Sunday, May 6, 2012

The Privilege of "Happy Cows"

The Ethicist Contest Winner: Give Thanks for Meat  For me, eating meat is ethical when one does three things. First, you accept the biological reality that death begets life on this planet and that all life (including us!) is really just solar energy temporarily stored in an impermanent form. Second, you combine this realization with that cherished human trait of compassion and choose ethically raised food, vegetable, grain and/or meat. And third, you give thanks.

Good news! You can eat meat as long as you place yourself in a very particularly privileged position above the rest of the planet and ignore how most people won't ever have accesses to the same resources and choices that you do!

What, there's no way that we can find enough land to produce enough of this sort of ethical meat to feed the entire planet, and even less of a way to make it affordable? Oh, well you should have thought of that before you chose to be born as someone less privileged as myself.

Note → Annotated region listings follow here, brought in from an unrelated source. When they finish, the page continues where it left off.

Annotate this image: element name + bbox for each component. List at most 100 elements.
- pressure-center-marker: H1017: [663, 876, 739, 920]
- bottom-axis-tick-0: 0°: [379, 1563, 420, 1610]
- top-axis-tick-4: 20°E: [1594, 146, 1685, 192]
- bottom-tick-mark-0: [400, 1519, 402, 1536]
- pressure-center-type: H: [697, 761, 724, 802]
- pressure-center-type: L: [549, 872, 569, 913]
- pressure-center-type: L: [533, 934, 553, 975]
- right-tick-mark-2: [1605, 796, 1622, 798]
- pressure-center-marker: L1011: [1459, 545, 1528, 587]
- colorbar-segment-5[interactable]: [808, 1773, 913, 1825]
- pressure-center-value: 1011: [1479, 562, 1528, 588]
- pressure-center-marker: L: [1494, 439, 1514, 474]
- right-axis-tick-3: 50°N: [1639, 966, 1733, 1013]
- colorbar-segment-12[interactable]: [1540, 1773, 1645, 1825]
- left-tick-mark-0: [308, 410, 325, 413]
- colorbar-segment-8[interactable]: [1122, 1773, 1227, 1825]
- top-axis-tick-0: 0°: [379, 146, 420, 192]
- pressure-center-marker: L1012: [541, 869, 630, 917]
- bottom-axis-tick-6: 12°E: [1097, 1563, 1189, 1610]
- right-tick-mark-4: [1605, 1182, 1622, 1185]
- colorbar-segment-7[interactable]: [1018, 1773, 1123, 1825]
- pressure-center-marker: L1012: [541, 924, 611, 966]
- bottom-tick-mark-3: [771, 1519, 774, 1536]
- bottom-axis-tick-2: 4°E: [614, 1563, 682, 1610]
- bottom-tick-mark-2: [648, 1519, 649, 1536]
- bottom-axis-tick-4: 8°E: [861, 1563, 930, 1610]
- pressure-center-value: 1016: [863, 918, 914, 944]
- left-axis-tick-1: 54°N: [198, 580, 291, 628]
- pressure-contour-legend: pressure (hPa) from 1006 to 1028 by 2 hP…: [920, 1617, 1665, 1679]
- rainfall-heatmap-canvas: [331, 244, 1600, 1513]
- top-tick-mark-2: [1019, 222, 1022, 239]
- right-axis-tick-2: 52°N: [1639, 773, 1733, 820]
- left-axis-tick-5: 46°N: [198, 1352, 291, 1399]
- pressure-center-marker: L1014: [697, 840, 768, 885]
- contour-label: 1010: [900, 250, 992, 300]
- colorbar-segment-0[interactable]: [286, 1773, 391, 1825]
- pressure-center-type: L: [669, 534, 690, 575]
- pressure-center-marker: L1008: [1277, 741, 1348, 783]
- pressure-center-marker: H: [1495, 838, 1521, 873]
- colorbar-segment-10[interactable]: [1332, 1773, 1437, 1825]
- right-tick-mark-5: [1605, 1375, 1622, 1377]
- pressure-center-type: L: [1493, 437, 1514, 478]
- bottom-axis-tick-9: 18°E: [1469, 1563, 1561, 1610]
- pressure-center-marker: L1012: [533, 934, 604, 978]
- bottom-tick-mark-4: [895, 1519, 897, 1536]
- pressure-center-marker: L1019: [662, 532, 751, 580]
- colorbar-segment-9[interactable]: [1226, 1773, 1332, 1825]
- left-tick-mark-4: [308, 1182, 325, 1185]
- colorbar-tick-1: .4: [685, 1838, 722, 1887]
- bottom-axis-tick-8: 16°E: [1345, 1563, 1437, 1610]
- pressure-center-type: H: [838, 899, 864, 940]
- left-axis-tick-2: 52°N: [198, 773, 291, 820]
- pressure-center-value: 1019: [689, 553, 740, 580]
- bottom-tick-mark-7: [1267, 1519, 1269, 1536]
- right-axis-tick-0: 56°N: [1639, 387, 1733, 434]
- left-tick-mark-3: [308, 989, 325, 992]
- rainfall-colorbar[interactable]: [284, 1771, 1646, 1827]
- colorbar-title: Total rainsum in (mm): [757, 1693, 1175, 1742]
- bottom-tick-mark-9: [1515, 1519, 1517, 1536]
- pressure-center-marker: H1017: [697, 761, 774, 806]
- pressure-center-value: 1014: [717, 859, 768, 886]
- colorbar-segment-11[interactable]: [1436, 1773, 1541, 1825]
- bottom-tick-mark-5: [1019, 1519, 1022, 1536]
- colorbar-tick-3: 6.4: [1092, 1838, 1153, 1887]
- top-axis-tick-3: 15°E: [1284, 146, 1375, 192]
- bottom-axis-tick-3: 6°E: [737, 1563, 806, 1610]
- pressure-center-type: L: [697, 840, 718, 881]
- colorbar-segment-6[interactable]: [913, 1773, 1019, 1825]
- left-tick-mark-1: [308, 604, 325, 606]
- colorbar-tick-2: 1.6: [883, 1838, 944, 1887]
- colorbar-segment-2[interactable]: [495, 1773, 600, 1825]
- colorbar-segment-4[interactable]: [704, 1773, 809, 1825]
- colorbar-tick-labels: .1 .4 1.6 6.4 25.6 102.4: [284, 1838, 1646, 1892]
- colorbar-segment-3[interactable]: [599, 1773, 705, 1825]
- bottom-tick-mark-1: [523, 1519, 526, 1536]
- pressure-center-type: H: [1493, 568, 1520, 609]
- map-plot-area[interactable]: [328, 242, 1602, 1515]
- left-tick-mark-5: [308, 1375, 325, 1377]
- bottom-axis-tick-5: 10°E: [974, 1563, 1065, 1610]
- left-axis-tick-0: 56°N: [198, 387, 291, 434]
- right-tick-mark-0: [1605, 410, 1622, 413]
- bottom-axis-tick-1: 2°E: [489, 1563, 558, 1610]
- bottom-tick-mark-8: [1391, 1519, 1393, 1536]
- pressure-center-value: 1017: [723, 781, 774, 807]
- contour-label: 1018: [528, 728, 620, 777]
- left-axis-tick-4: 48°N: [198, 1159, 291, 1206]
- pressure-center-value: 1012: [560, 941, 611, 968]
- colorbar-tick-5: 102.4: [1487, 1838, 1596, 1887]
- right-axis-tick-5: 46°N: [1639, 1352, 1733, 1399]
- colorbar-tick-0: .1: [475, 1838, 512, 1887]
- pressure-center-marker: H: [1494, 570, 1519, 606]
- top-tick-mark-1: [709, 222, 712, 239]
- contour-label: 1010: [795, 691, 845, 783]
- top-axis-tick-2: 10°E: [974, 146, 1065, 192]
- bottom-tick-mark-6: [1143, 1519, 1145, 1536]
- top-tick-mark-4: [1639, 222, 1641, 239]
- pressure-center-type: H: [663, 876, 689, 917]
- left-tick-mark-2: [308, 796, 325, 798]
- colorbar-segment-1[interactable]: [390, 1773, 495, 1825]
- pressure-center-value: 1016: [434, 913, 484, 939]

Give thanks to me, for I am to be praised for finding a way to wrap my privilege-denial in self-aggrandizement!
McGoats says "Do you realize the privileged position one must be in, in order to be vegan?"
Oh yes, no doubt of that. It wasn't at all what I was responding to, but I agree with you. Getting to eat ethically in any way is a privilege, be it "happy cows" [aka expensive cows] or no cows [aka food considered too "specialty" for regular grocery marts]. Like yesterday, my friend had pizza, and I could either eat what he offered or go hungry. And back to the guy whose privilege-denial I was criticizing, I couldn't just eat only happy cow meat even if I wanted to, since that stuff is damn expensive.

My concern is that if the people who control the food production process were to somehow manage to overhaul the entire system and produce only low-impact sustainable ethical food, we simply won't have enough to feed the entire planet that way if we insist upon a high-animal-protein diet. I can see a future in which some people do eat some meat, but it would be at a greatly reduced rate of consumption than what is typical (at least in the USA where I am). And those of us who are able to sustain ourselves without meat are welcome to continue to do so.

People who insist that a more ethical food supply must come from the bottom-up are speaking from a place of privilege. The people at the bottom of society cannot bear the brunt of the blame for the less ethical choices we make, because more ethical choices do often come at too great a cost, precisely because ethics itself is not built into the system.

Does that mean my decisions are magically more ethical because the most ethical option was not available to me? Nope, I still acted less ethically. All it means is that I'm not to blame for my less-ethical non-choice. The sooner I accept that there are better options being denied me and the more I demand more ethical options (at less cost) available to myself and others like me, the sooner (hopefully) we can overhaul the entire system to make ethical decisions less privileged. But even still, it's not our fault if our demands fall on hardened hearts (those of us who are willing and able to take the time and effort out of our busy lives to make such demands).

But seriously, assholes like that "let's all just eat happy cows, yay!" bro aren't doing anything but helping privileged people like him feel better about themselves.